The officer handed him a bottle of water. He unscrewed the top and passed it to me. “Sip slowly. We’re just going to sit here and let it pass. Now, Miss, why don’t you explain to me just how you noticed so much more from all the way over here than any of my officers here could tell.”
Clara took on a surprisingly cool, calm persona as she explained that they traveled around a lot on wildlife preservation projects. She went on to explain how she and Gage had met at an abandoned zoo where they rescued many caged animals that were starving to death.
Tears sprang to her eyes and the detective seemed uncomfortable with the entire scenario.
Of course, I knew that she left out the part about Gage being one of the caged animals abandoned at the zoo, and made it sound like they had been working together on the project. That was far from the truth, but I didn’t dare correct her. By the time she was finished Detective Nick Stone was more than happy to make an excuse to leave us and had long forgotten the questions he had been hellbent on asking.
“Feeling better?” he asked me instead.
“Yeah, thanks. Just needed a little water.”

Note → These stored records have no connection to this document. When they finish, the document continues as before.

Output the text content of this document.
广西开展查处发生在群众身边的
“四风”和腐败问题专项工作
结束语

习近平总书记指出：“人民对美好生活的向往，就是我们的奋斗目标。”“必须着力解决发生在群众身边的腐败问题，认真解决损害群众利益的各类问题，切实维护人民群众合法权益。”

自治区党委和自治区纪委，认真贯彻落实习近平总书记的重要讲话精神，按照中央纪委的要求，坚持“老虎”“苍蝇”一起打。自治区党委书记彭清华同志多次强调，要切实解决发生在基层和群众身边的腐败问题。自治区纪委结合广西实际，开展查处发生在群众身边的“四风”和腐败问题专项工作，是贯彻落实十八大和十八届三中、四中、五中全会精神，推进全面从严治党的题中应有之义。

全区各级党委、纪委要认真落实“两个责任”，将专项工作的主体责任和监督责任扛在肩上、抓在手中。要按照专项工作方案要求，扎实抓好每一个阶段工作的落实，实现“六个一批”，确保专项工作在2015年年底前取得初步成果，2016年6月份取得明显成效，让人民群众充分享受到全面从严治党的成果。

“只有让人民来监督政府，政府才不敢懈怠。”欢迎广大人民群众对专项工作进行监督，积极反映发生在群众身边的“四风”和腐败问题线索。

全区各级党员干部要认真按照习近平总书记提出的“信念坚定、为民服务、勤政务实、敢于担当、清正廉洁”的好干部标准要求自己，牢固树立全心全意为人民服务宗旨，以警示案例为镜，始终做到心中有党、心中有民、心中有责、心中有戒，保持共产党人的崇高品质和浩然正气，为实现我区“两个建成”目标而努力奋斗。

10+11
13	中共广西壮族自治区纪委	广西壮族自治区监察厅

“Alright then.” He looked down at his phone. “My ME’s on the way. I’d suggest you guys walk back and keep an eye on this one.”

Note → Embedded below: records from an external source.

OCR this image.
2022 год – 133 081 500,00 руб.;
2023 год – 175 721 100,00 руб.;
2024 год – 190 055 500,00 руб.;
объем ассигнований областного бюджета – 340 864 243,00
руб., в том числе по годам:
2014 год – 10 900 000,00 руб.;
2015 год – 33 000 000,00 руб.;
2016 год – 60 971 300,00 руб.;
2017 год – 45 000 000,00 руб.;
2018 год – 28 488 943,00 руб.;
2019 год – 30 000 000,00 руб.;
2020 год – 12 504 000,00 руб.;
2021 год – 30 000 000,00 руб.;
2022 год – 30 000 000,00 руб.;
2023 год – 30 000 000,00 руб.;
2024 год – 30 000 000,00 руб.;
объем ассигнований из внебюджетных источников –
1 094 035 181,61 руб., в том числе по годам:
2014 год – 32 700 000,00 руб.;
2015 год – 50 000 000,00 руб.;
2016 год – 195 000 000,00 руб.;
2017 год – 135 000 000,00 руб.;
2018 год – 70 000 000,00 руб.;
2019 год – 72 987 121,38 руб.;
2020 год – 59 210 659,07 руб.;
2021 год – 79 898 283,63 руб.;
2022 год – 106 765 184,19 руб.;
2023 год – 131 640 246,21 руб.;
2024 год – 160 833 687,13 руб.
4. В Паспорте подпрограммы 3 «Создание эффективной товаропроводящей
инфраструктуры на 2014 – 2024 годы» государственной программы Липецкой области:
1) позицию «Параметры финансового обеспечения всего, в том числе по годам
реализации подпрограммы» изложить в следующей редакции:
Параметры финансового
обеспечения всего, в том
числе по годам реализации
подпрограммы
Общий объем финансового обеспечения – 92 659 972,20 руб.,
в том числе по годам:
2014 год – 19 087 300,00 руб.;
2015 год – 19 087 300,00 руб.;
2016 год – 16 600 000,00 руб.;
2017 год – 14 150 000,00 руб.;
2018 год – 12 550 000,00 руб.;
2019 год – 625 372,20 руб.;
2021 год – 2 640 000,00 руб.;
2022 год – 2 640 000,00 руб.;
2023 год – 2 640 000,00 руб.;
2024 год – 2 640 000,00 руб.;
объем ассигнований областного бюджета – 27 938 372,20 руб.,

“What do we have here gentleman?” the new man approaching asked.
“Two victims, one in his teens, a Greggor Smith, male, age seventeen who’s a very long way from home. The other is an unknown older male. Most likely stabbed,” Nick hesitated for a moment and looked our way. He sighed and pursed his lips. “By a scalpel. We believe they were killed elsewhere. Someone must have carried them here by trail in the night and disposed of the bodies just off trail…”
Satisfied with his findings that the victims arrived by trail and not through the woods from the nearby Raglan facility, I was miraculously feeling a whole lot better.